とはいえ、ちょっとぼーっとしていると、すぐにやかんはシュンシュンとささやきはじめる。それでも放っておくと、やがて蓋がカタカタと鳴り出す。
私が愛用しているやかんは、プロダクトデザイナーの柳宗理がデザインしたステンレスケトルだ。もう10年以上使い続けているので、油ハネやら汚れやらでだいぶ貫禄が出てきた。「早く沸くやかん」のキャッチコピーで広く知られているから、とくにデザインに興味がなくても見たことがあるという人は多いだろう。
「ケトル」と言いつつも、その姿は昔懐かしいやかんの形だ。ただ底がふつうよりも平べったく広い。だから、コンロの火をあますところなく受けて、お湯が早く沸く。そんなわけで空白時間は、いつもあっという間に終わりを迎え、そそくさと私はお茶を淹れる。

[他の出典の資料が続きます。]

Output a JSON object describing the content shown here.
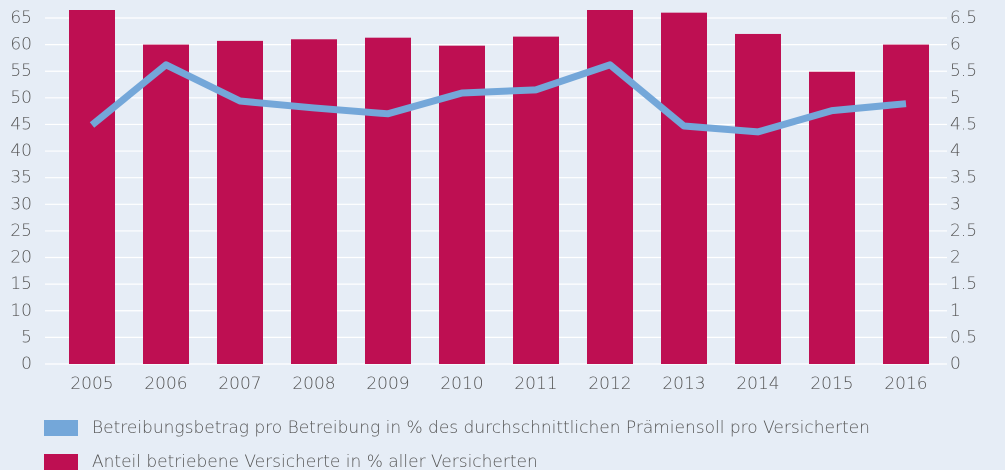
{
  "chart_data": {
    "type": "bar_line",
    "categories": [
      "2005",
      "2006",
      "2007",
      "2008",
      "2009",
      "2010",
      "2011",
      "2012",
      "2013",
      "2014",
      "2015",
      "2016"
    ],
    "series": [
      {
        "name": "Betreibungsbetrag pro Betreibung in % des durchschnittlichen Prämiensoll pro Versicherten",
        "color": "#74a7d9",
        "type": "line",
        "axis": "y2",
        "values": [
          4.49,
          5.62,
          4.94,
          4.81,
          4.7,
          5.09,
          5.15,
          5.62,
          4.47,
          4.36,
          4.76,
          4.89
        ]
      },
      {
        "name": "Anteil betriebene Versicherte in % aller Versicherten",
        "color": "#be0f52",
        "type": "bar",
        "axis": "y",
        "values": [
          66.5,
          60,
          60.7,
          61,
          61.3,
          59.8,
          61.5,
          66.5,
          66,
          62,
          54.9,
          60
        ]
      }
    ],
    "ylim": [
      0,
      66.5
    ],
    "yticks": [
      0,
      5,
      10,
      15,
      20,
      25,
      30,
      35,
      40,
      45,
      50,
      55,
      60,
      65
    ],
    "y2lim": [
      0,
      6.65
    ],
    "y2ticks": [
      0,
      0.5,
      1,
      1.5,
      2,
      2.5,
      3,
      3.5,
      4,
      4.5,
      5,
      5.5,
      6,
      6.5
    ],
    "grid": true,
    "legend": "bottom"
  }
}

やかんは「薬缶」と書く。読んで字のごとく、薬に関係するものだった。それがどうして湯を沸かす専用の道具になったのだろうか。今回はお茶を飲むために使われる「沸かす」道具に絞ってその変遷をたどってみよう。
湯沸かし専用の道具は茶の文化から
きれいな水に豊富に恵まれている日本では、昔から湧水や井戸水などの生水が飲用に用いられてきた。そのため、煮炊き用を除いて湯を沸かす必要性にはそれほど迫られていなかった。